25 May – 7 June 1982 · Stiff BUY 146 · Writers: Mike Barson, Lee Thompson
Astonishingly this is still the only time Madness have topped the UK singles chart in a career that spans almost thirty-five years. The band’s origins can be traced all the way back to 1976 when keyboard player Mike “Monsieur Barso” Barson, guitarist Chris “Chrissy Boy” Foreman and saxophonist Lee “Kix” Thompson formed The North London Invaders, incorporating drummer John Hasler, bassist Cathal “Chas Smash” Smyth and vocalist Dikron Tulane. In a flurry of line-up changes over the next three years, Graham “Suggs” McPherson took over as lead singer, although he, Smyth and Thompson all left at various points after various arguments. By 1979 all three had returned to the band (although Smyth remained merely a part-time member at this point) with the addition of Mark “Bedders” Bedford (bass) and Daniel “Woody” Woodgate (drums).
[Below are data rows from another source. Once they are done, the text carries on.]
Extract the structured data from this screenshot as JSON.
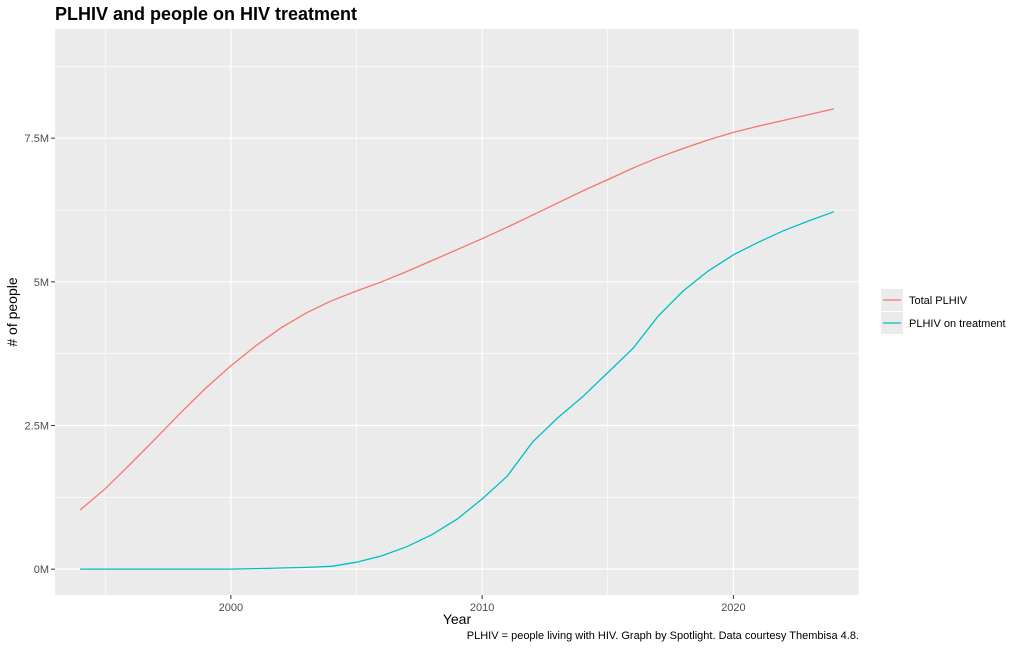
{
  "chart_data": {
    "type": "line",
    "title": "PLHIV and people on HIV treatment",
    "xlabel": "Year",
    "ylabel": "# of people",
    "caption": "PLHIV = people living with HIV. Graph by Spotlight. Data courtesy Thembisa 4.8.",
    "xlim": [
      1993,
      2025
    ],
    "ylim": [
      -450000,
      9400000
    ],
    "x_ticks": [
      2000,
      2010,
      2020
    ],
    "y_ticks": [
      0,
      2500000,
      5000000,
      7500000
    ],
    "y_tick_labels": [
      "0M",
      "2.5M",
      "5M",
      "7.5M"
    ],
    "grid": true,
    "legend_position": "right",
    "x": [
      1994,
      1995,
      1996,
      1997,
      1998,
      1999,
      2000,
      2001,
      2002,
      2003,
      2004,
      2005,
      2006,
      2007,
      2008,
      2009,
      2010,
      2011,
      2012,
      2013,
      2014,
      2015,
      2016,
      2017,
      2018,
      2019,
      2020,
      2021,
      2022,
      2023,
      2024
    ],
    "series": [
      {
        "name": "Total PLHIV",
        "color": "#F8766D",
        "values": [
          1030000,
          1400000,
          1830000,
          2270000,
          2720000,
          3150000,
          3540000,
          3890000,
          4200000,
          4460000,
          4670000,
          4840000,
          5000000,
          5180000,
          5370000,
          5560000,
          5750000,
          5950000,
          6160000,
          6370000,
          6580000,
          6780000,
          6980000,
          7160000,
          7320000,
          7470000,
          7600000,
          7710000,
          7810000,
          7910000,
          8010000
        ]
      },
      {
        "name": "PLHIV on treatment",
        "color": "#00BFC4",
        "values": [
          0,
          0,
          0,
          0,
          0,
          0,
          0,
          10000,
          20000,
          30000,
          50000,
          120000,
          230000,
          390000,
          600000,
          870000,
          1220000,
          1620000,
          2210000,
          2630000,
          3000000,
          3420000,
          3840000,
          4400000,
          4840000,
          5190000,
          5470000,
          5690000,
          5890000,
          6060000,
          6220000
        ]
      }
    ]
  }
}
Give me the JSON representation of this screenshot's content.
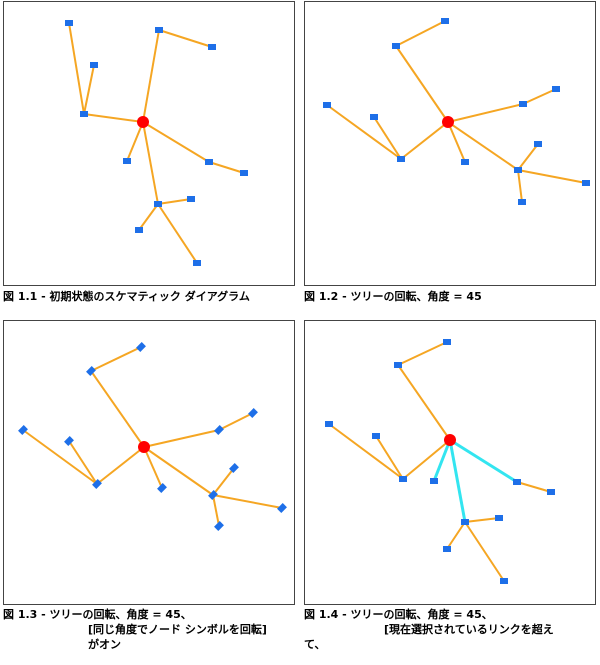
{
  "colors": {
    "link": "#f5a623",
    "selected_link": "#33e5f0",
    "root_node": "#ff0000",
    "node": "#1e6fe8"
  },
  "panels": [
    {
      "caption_line1": "図 1.1 - 初期状態のスケマティック ダイアグラム",
      "caption_line2": "",
      "caption_line3": ""
    },
    {
      "caption_line1": "図 1.2 - ツリーの回転、角度 = 45",
      "caption_line2": "",
      "caption_line3": ""
    },
    {
      "caption_line1": "図 1.3 - ツリーの回転、角度 = 45、",
      "caption_line2": "[同じ角度でノード シンボルを回転]",
      "caption_line3": "がオン"
    },
    {
      "caption_line1": "図 1.4 - ツリーの回転、角度 = 45、",
      "caption_line2": "[現在選択されているリンクを超え",
      "caption_line3": "て、"
    }
  ]
}
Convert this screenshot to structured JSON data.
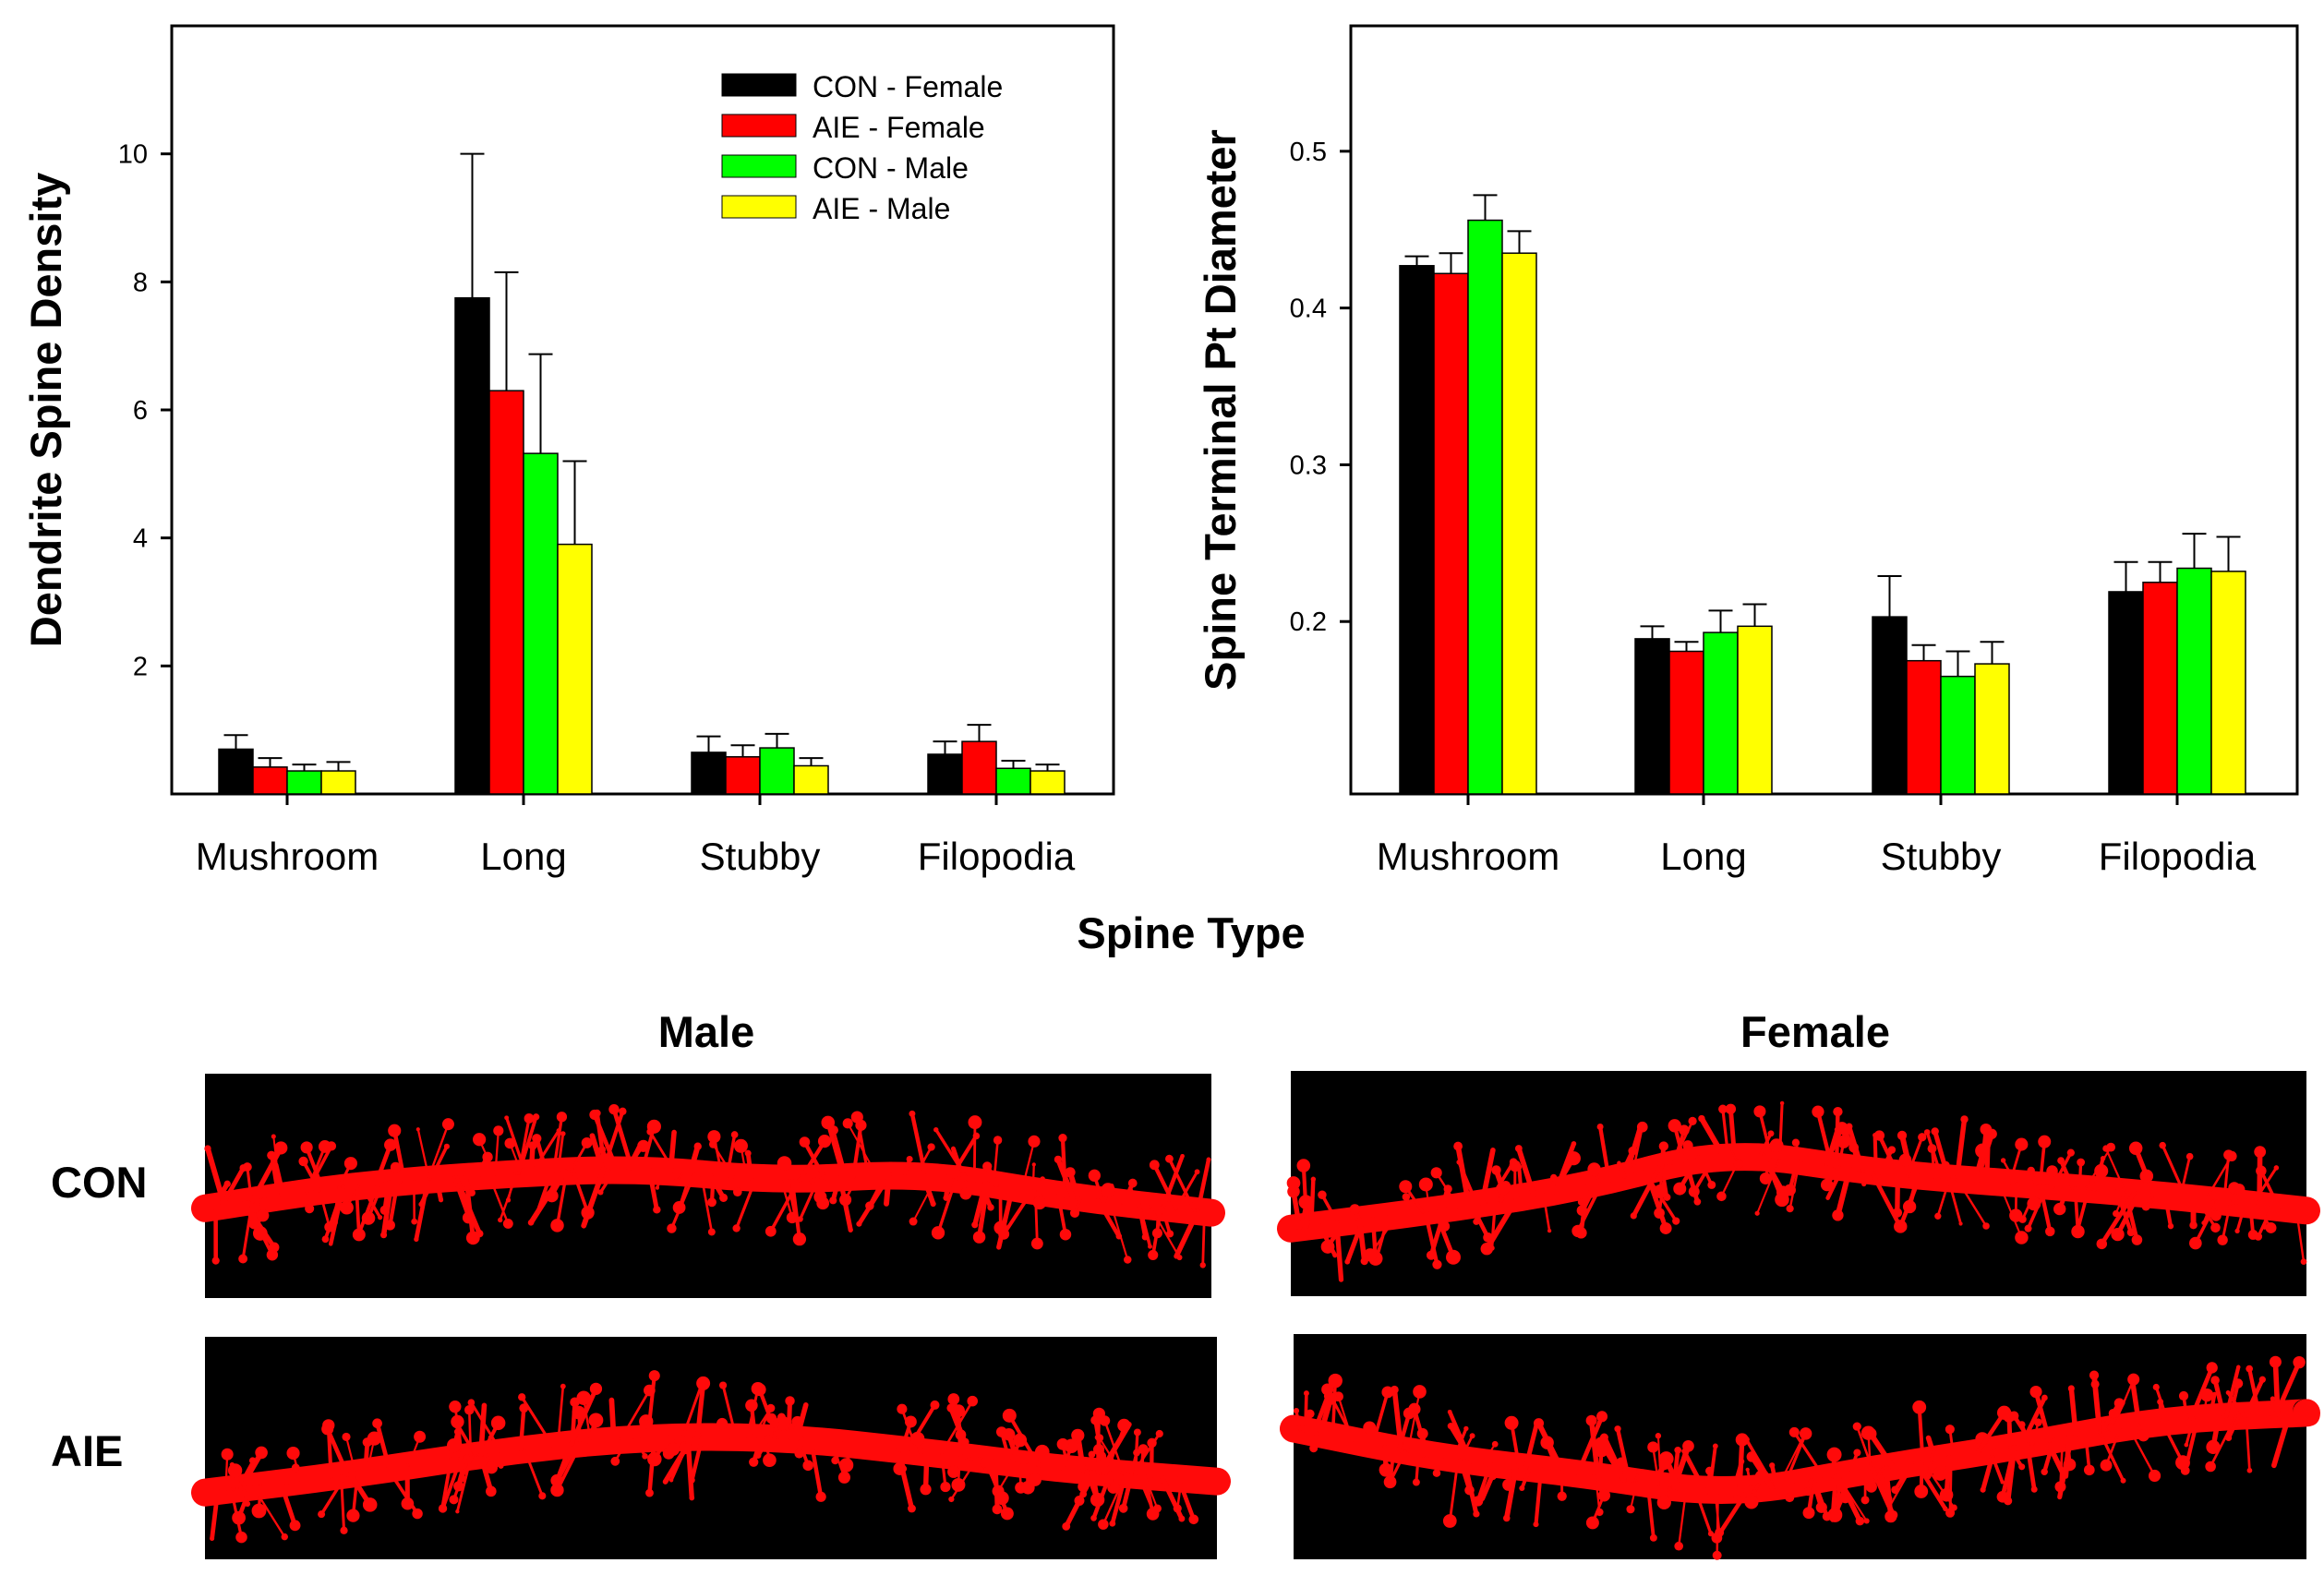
{
  "chart_data": [
    {
      "type": "bar",
      "id": "density",
      "ylabel": "Dendrite Spine Density",
      "xlabel": "Spine Type",
      "ylim": [
        0,
        12
      ],
      "yticks": [
        2,
        4,
        6,
        8,
        10
      ],
      "ytick_labels": [
        "2",
        "4",
        "6",
        "8",
        "10"
      ],
      "categories": [
        "Mushroom",
        "Long",
        "Stubby",
        "Filopodia"
      ],
      "legend_position": "top-right",
      "series": [
        {
          "name": "CON - Female",
          "color": "#000000",
          "values": [
            0.7,
            7.75,
            0.65,
            0.62
          ],
          "errors": [
            0.22,
            2.25,
            0.25,
            0.2
          ]
        },
        {
          "name": "AIE - Female",
          "color": "#ff0000",
          "values": [
            0.42,
            6.3,
            0.58,
            0.82
          ],
          "errors": [
            0.14,
            1.85,
            0.18,
            0.26
          ]
        },
        {
          "name": "CON - Male",
          "color": "#00ff00",
          "values": [
            0.36,
            5.32,
            0.72,
            0.4
          ],
          "errors": [
            0.1,
            1.55,
            0.22,
            0.12
          ]
        },
        {
          "name": "AIE - Male",
          "color": "#ffff00",
          "values": [
            0.36,
            3.9,
            0.44,
            0.36
          ],
          "errors": [
            0.14,
            1.3,
            0.12,
            0.1
          ]
        }
      ]
    },
    {
      "type": "bar",
      "id": "diameter",
      "ylabel": "Spine Terminal Pt Diameter",
      "xlabel": "Spine Type",
      "ylim": [
        0.09,
        0.58
      ],
      "yticks": [
        0.2,
        0.3,
        0.4,
        0.5
      ],
      "ytick_labels": [
        "0.2",
        "0.3",
        "0.4",
        "0.5"
      ],
      "categories": [
        "Mushroom",
        "Long",
        "Stubby",
        "Filopodia"
      ],
      "series": [
        {
          "name": "CON - Female",
          "color": "#000000",
          "values": [
            0.427,
            0.189,
            0.203,
            0.219
          ],
          "errors": [
            0.006,
            0.008,
            0.026,
            0.019
          ]
        },
        {
          "name": "AIE - Female",
          "color": "#ff0000",
          "values": [
            0.422,
            0.181,
            0.175,
            0.225
          ],
          "errors": [
            0.013,
            0.006,
            0.01,
            0.013
          ]
        },
        {
          "name": "CON - Male",
          "color": "#00ff00",
          "values": [
            0.456,
            0.193,
            0.165,
            0.234
          ],
          "errors": [
            0.016,
            0.014,
            0.016,
            0.022
          ]
        },
        {
          "name": "AIE - Male",
          "color": "#ffff00",
          "values": [
            0.435,
            0.197,
            0.173,
            0.232
          ],
          "errors": [
            0.014,
            0.014,
            0.014,
            0.022
          ]
        }
      ]
    }
  ],
  "shared_xlabel": "Spine Type",
  "micrographs": {
    "columns": [
      "Male",
      "Female"
    ],
    "rows": [
      "CON",
      "AIE"
    ]
  },
  "colors": {
    "background": "#ffffff",
    "image_background": "#000000",
    "dendrite": "#ff0a0a"
  }
}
Having laboured under the name Morris & The Minors for some time, they adopted the name Madness in homage to a Prince Buster song they regularly covered in their act. Buster was also the subject of the band’s first single The Prince, released on The Specials’ 2-Tone label in 1979. This led to a long-term deal with Stiff Records and a string of top ten hits including My Girl, Baggy Trousers, Embarrassment, Grey Day and It Must Be Love; however, the run had ended with the band’s previous single Cardiac Arrest which, after limited radio airplay due to the sensitive nature of the lyrics, had peaked at number 14.
Despite this minor setback, Stiff Records issued a Greatest Hits album Complete Madness in April 1982. The compilation included all the band’s singles to date, a handful of B-sides and album tracks and one new song. The new song had been born as The Chemist Façade, a saucy tale of a young man on his sixteenth birthday attempting to buy some condoms in anticipation of the decadent behaviour which surely awaits him. Of course the protagonist, for all his youthful bravado, is unable to actually ask for the prophylactics, hinting vaguely at a “box of balloons with a featherlight touch” The chemist is nonplussed and suggests that the young man procures his balloons from the House of Fun – “This is a chemist, not a joke shop!”
The song was recorded and ready to go when Stiff Records boss Dave Robinson observed that there was no chorus. Concerned that this would limit the song’s hit potential, Robinson insisted that the band return to the studio and finish it off. Rather than re-record the whole song, producers Clive Langer and Alan Winstanley recorded the chorus separately and painstakingly spliced it into the existing track. The result was renamed House Of Fun and whisked off to open side two of Complete Madness. Released as a single three weeks after the album, it propelled the compilation to the top of the album chart and joined it atop the singles listing the following week. The two versions are not identical; the album track fades out gracefully whereas the single version comes to a cacophonous crashing stop as if someone has built a brick wall in the path of the roller coaster, suggesting that the single mix was not yet complete when a version of the track was required for the mastering of the album. Interestingly it is the fade version which appears on all the band’s subsequent compilations, the single mix remaining unreleased on CD until it appeared as a bonus track on the 2010 deluxe edition of the band’s next album The Rise And Fall.
Although this was Madness’s only number one single, it began a second run of top ten hits which continued for another eighteen months, encompassing Our House, Wings Of A Dove and The Sun And The Rain before the band began to run out of steam, eventually splitting in 1986. A splinter group consisting of Suggs, Smyth, Thompson and Foreman achieved limited success in 1988 under the moniker The Madness while Bedford and Woodgate joined Voice Of The Beehive.
House Of Fun found itself back in the chart a decade later, pressed into service to promote Divine Madness, a new compilation which had again topped the chart and rekindled interest in the band. Reconvening for the farewell gig they had never played in 1986, the public’s overwhelming love for the band led them to reform properly and begin work on new material, which eventually surfaced in 1999. Since then Madness have settled nicely into “national treasure” status – 2012 saw them perform at both the Queen’s Golden Jubilee Concert (on the roof of Buckingham Palace, no less) and the London Olympics closing ceremony, while most recent albums The Liberty Of Norton Folgate (2009) and Oui Oui Si Si Ja Ja Da Da (2012) were critical and commercial successes.